Turkey Shawarma with Tomato Relish and Tahini Sauce

Shawarma is the Middle Eastern version of a large vertical shish kebab known as doner kebab in Turkey and gyro in Greece. It's made by impaling layers of meat on an oversize spit with a flat base and roasting the meat in an upright rotisserie. There are at least three advantages to this singular method of cooking. The dripping fat bastes the meat below it; the meat is sliced to order (at least it should be) from the outside, which gives every customer a crusty end cut; and because the crusty meat slices are piled on pita bread with fresh vegetables, pickles, and tahini sauce, you get a whole meal—and a healthful one—in a single sandwich. Traditionally, shawarma was made with lamb, but more and more Israeli grill masters use thinly sliced chicken or turkey. Shawarma is easy to prepare if you have a vertical rotisserie, and somewhat more challenging to adapt to the home grill. But direct-grilling the turkey slices does give you a close approximation of the taste and texture of classic shawarma.

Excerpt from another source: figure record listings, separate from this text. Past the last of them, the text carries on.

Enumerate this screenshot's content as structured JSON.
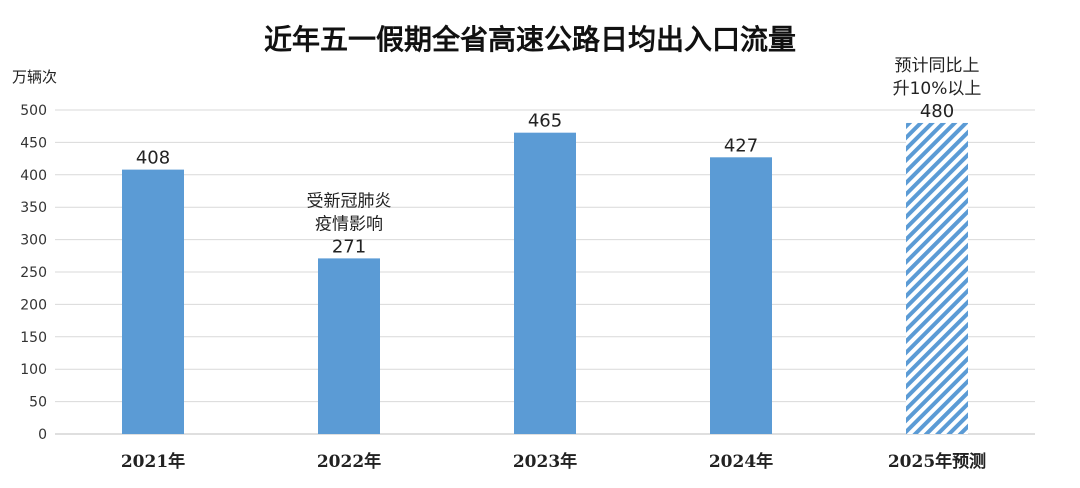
{
  "chart_data": {
    "type": "bar",
    "title": "近年五一假期全省高速公路日均出入口流量",
    "ylabel": "万辆次",
    "xlabel": "",
    "ylim": [
      0,
      500
    ],
    "yticks": [
      0,
      50,
      100,
      150,
      200,
      250,
      300,
      350,
      400,
      450,
      500
    ],
    "categories": [
      "2021年",
      "2022年",
      "2023年",
      "2024年",
      "2025年预测"
    ],
    "values": [
      408,
      271,
      465,
      427,
      480
    ],
    "bar_styles": [
      "solid",
      "solid",
      "solid",
      "solid",
      "hatched"
    ],
    "colors": {
      "bar": "#5b9bd5",
      "hatch": "#5b9bd5"
    },
    "grid": true,
    "annotations": [
      {
        "category": "2022年",
        "lines": [
          "受新冠肺炎",
          "疫情影响"
        ]
      },
      {
        "category": "2025年预测",
        "lines": [
          "预计同比上",
          "升10%以上"
        ]
      }
    ]
  }
}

Grilled Trout with White Beans and Caper Vinaigrette

If you've got some fresh-caught trout, we know just what to do with it. This incredible main-plus-side requires very few ingredients and is easy enough to make at your campsite or cabin. (And you can use store-bought, too: In that case, you should ask your fishmonger to bone and butterfly the whole trout for you.)

Pork and Lamb Kebabs with Dried Apricots and Onions

Travel the world's barbecue trail and you’ll find meat on a stick almost everywhere. South Africa's version goes by the Afrikaans name sosatie. Like all good Cape Malay meat dishes, fruit and curry are never far off—the former (usually apricots) interspersed with the meat on the skewers, the latter used to flavor the marinade and sauce. "Cape Malay," by the way, refers to the descendants of Indonesian and Malaysian slaves and indentured servants brought to Cape Town to work in farming. "There is perhaps no other single dish that can be regarded as more genuinely Afrikaans than sosaties," wrote South African poet and food writer C. Louis Leipoldt. Writing in the 1940s, Leipoldt was to Afrikaans food what James Beard was to our own. Like all great food writers, Leipoldt dispensed not only recipes but the wisdom gleaned from considering cooking a manifestation of culture. The following sosaties are based on Leipoldt's.